For the buttercream:

  • 100g/3½ oz dark chocolate (minimum 70 per cent cocoa solids)
  • 550g/1¼ lb icing sugar
  • 250g/9oz really soft butter
  • 2 tbsp milk (or water)

To decorate:

  • 4 x 135g packets of brown or white Maltesers


  • Preheat the oven to 180°C (fan 160°C) / 350°F, gas mark 4, with the middle shelf at the ready
  • Grease 2 x 20cm/8in loose-bottomed sandwich cake tins with a little butter, line the bottoms with discs of baking parchment and sit them on a large baking sheet.
  • Put the butter, sugar, flour, sour cream, eggs, cocoa powder, baking powder and salt in a large bowl or in a freestanding electric mixer or a food processor. Split the vanilla pod open, scrape out the seeds and add them as well (or the vanilla extract).
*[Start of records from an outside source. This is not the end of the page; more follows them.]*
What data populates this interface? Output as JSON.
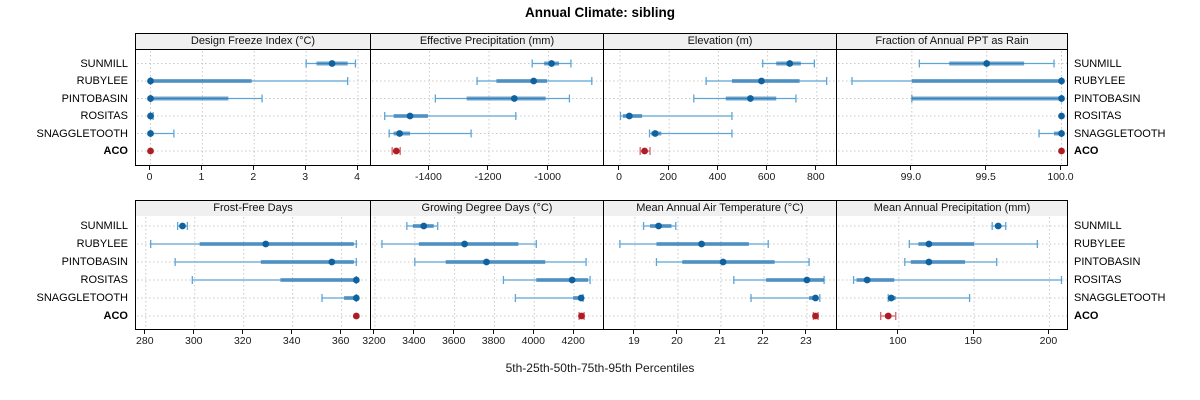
{
  "title": "Annual Climate: sibling",
  "xlabel": "5th-25th-50th-75th-95th Percentiles",
  "rows": [
    "SUNMILL",
    "RUBYLEE",
    "PINTOBASIN",
    "ROSITAS",
    "SNAGGLETOOTH",
    "ACO"
  ],
  "highlight_row": "ACO",
  "colors": {
    "blue_point": "#10629f",
    "blue_line": "#5ea5d7",
    "blue_band": "#1d6fae",
    "red_point": "#ae1c24",
    "red_line": "#d4666b",
    "red_band": "#b42c33",
    "strip_bg": "#f0f0f0",
    "grid": "#c9c9c9",
    "border": "#000000"
  },
  "chart_data": {
    "type": "percentile-dotplot",
    "layout": "2x4 lattice, shared site rows, per-panel x axes",
    "percentiles": [
      5,
      25,
      50,
      75,
      95
    ],
    "panels": [
      {
        "title": "Design Freeze Index (°C)",
        "xlim": [
          -0.28,
          4.25
        ],
        "tick_values": [
          0,
          1,
          2,
          3,
          4
        ],
        "tick_labels": [
          "0",
          "1",
          "2",
          "3",
          "4"
        ],
        "series": [
          [
            3.0,
            3.2,
            3.5,
            3.8,
            3.95
          ],
          [
            0,
            0,
            0,
            1.95,
            3.8
          ],
          [
            0,
            0,
            0,
            1.5,
            2.15
          ],
          [
            0,
            0,
            0,
            0,
            0.05
          ],
          [
            0,
            0,
            0,
            0.05,
            0.45
          ],
          [
            0,
            0,
            0,
            0,
            0
          ]
        ]
      },
      {
        "title": "Effective Precipitation (mm)",
        "xlim": [
          -1596,
          -814
        ],
        "tick_values": [
          -1400,
          -1200,
          -1000
        ],
        "tick_labels": [
          "-1400",
          "-1200",
          "-1000"
        ],
        "series": [
          [
            -1055,
            -1015,
            -990,
            -965,
            -925
          ],
          [
            -1240,
            -1175,
            -1050,
            -1005,
            -855
          ],
          [
            -1380,
            -1275,
            -1115,
            -1010,
            -930
          ],
          [
            -1550,
            -1520,
            -1465,
            -1405,
            -1110
          ],
          [
            -1535,
            -1520,
            -1500,
            -1465,
            -1260
          ],
          [
            -1525,
            -1516,
            -1511,
            -1506,
            -1498
          ]
        ]
      },
      {
        "title": "Elevation (m)",
        "xlim": [
          -65,
          882
        ],
        "tick_values": [
          0,
          200,
          400,
          600,
          800
        ],
        "tick_labels": [
          "0",
          "200",
          "400",
          "600",
          "800"
        ],
        "series": [
          [
            580,
            635,
            690,
            735,
            790
          ],
          [
            350,
            455,
            575,
            730,
            840
          ],
          [
            300,
            430,
            530,
            635,
            715
          ],
          [
            2,
            12,
            38,
            90,
            455
          ],
          [
            120,
            127,
            143,
            168,
            455
          ],
          [
            82,
            92,
            100,
            110,
            122
          ]
        ]
      },
      {
        "title": "Fraction of Annual PPT as Rain",
        "xlim": [
          98.5,
          100.05
        ],
        "tick_values": [
          99.0,
          99.5,
          100.0
        ],
        "tick_labels": [
          "99.0",
          "99.5",
          "100.0"
        ],
        "series": [
          [
            99.05,
            99.25,
            99.5,
            99.75,
            99.95
          ],
          [
            98.6,
            99.0,
            100.0,
            100.0,
            100.0
          ],
          [
            99.0,
            99.0,
            100.0,
            100.0,
            100.0
          ],
          [
            100.0,
            100.0,
            100.0,
            100.0,
            100.0
          ],
          [
            99.85,
            99.95,
            100.0,
            100.0,
            100.0
          ],
          [
            100.0,
            100.0,
            100.0,
            100.0,
            100.0
          ]
        ]
      },
      {
        "title": "Frost-Free Days",
        "xlim": [
          276,
          372
        ],
        "tick_values": [
          280,
          300,
          320,
          340,
          360
        ],
        "tick_labels": [
          "280",
          "300",
          "320",
          "340",
          "360"
        ],
        "series": [
          [
            293,
            294,
            295,
            296,
            297
          ],
          [
            282,
            302,
            329,
            365,
            366
          ],
          [
            292,
            327,
            356,
            365,
            366
          ],
          [
            299,
            335,
            366,
            366,
            366
          ],
          [
            352,
            361,
            366,
            366,
            366
          ],
          [
            366,
            366,
            366,
            366,
            366
          ]
        ]
      },
      {
        "title": "Growing Degree Days (°C)",
        "xlim": [
          3180,
          4350
        ],
        "tick_values": [
          3200,
          3400,
          3600,
          3800,
          4000,
          4200
        ],
        "tick_labels": [
          "3200",
          "3400",
          "3600",
          "3800",
          "4000",
          "4200"
        ],
        "series": [
          [
            3360,
            3390,
            3445,
            3495,
            3515
          ],
          [
            3235,
            3420,
            3650,
            3920,
            4010
          ],
          [
            3400,
            3555,
            3760,
            4055,
            4260
          ],
          [
            3845,
            4010,
            4190,
            4270,
            4280
          ],
          [
            3905,
            4195,
            4235,
            4240,
            4245
          ],
          [
            4225,
            4232,
            4237,
            4242,
            4250
          ]
        ]
      },
      {
        "title": "Mean Annual Air Temperature (°C)",
        "xlim": [
          18.28,
          23.7
        ],
        "tick_values": [
          19,
          20,
          21,
          22,
          23
        ],
        "tick_labels": [
          "19",
          "20",
          "21",
          "22",
          "23"
        ],
        "series": [
          [
            19.2,
            19.35,
            19.55,
            19.85,
            19.95
          ],
          [
            18.65,
            19.5,
            20.55,
            21.65,
            22.1
          ],
          [
            19.5,
            20.1,
            21.05,
            22.25,
            23.05
          ],
          [
            21.3,
            22.05,
            23.0,
            23.4,
            23.4
          ],
          [
            21.7,
            23.05,
            23.2,
            23.25,
            23.3
          ],
          [
            23.15,
            23.18,
            23.2,
            23.23,
            23.26
          ]
        ]
      },
      {
        "title": "Mean Annual Precipitation (mm)",
        "xlim": [
          59,
          213
        ],
        "tick_values": [
          100,
          150,
          200
        ],
        "tick_labels": [
          "100",
          "150",
          "200"
        ],
        "series": [
          [
            162,
            164,
            166,
            168,
            171
          ],
          [
            107,
            113,
            120,
            150,
            192
          ],
          [
            104,
            108,
            120,
            144,
            165
          ],
          [
            70,
            72,
            79,
            97,
            208
          ],
          [
            93,
            94,
            95,
            98,
            147
          ],
          [
            88,
            91,
            93,
            95,
            98
          ]
        ]
      }
    ]
  }
}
Then mix or blend to give a smooth, soft mixture.
  • Divide evenly between the cake tins, smooth the tops and place in the oven for 25-30 minutes.
  • To check the cakes are baked, insert a skewer into the middle of each cake and if it comes out clean, then they are ready to come out. Remove them from the oven and leave to cool in the tins for a few minutes before carefully removing by sliding a knife around the edge of the tin to loosen the sponges and popping the bottoms out of the tins. Remove the bottom of the tin and leave to cool completely on a wire rack (about 25 minutes).
  • When the cakes are almost cool, start making the buttercream. Break the dark chocolate into a medium bowl and melt it in the microwave in 30-second blasts, stirring in between to prevent burning. Otherwise, sit the bowl of chocolate on a medium pan of simmering water, making sure that the water does not touch the bottom of the bowl, as this may make the chocolate grainy, and stir as it melts.
  • Sift the icing sugar into the electric mixer or processor bowl (or large bowl if doing by hand). Useful tip: if using a food mixer or processor for this, don’t worry about sifting it as the blade will do a good job of blending any lumps.
  • Add the butter and milk (or water) to the icing sugar and beat until it is really light and fluffy. You will need to do this like mad if blending by hand. Then pour in the melted chocolate, stirring all the time.
  • Sit one of the cakes on a serving plate or cake stand. A little dollop of buttercream underneath the sponge is a good idea to make sure that the cake doesn’t move around. Then put about a third of the buttercream on top of the sponge and spread it around.
  • Sit the other sponge on top of the buttercream layer and spread the remaining buttercream all over so it is completely covered. It doesn’t need to be perfect; doing this is a great excuse to get nice and messy!
  • Once you have covered the cake, and of course yourself, suitably in chocolate, take the Maltesers and stick them all over the cake. I am pedantic about this as I want the balls to be in strict rows, so I start at the base of the cake and then go in a line, up the sides, over the top and down the other side. I am not ashamed to say that rulers have been used in the decorating of this cake for a super-sharp line! However, there are no rules – decorate however your heart desires.
  • Once covered, carry to the table and serve.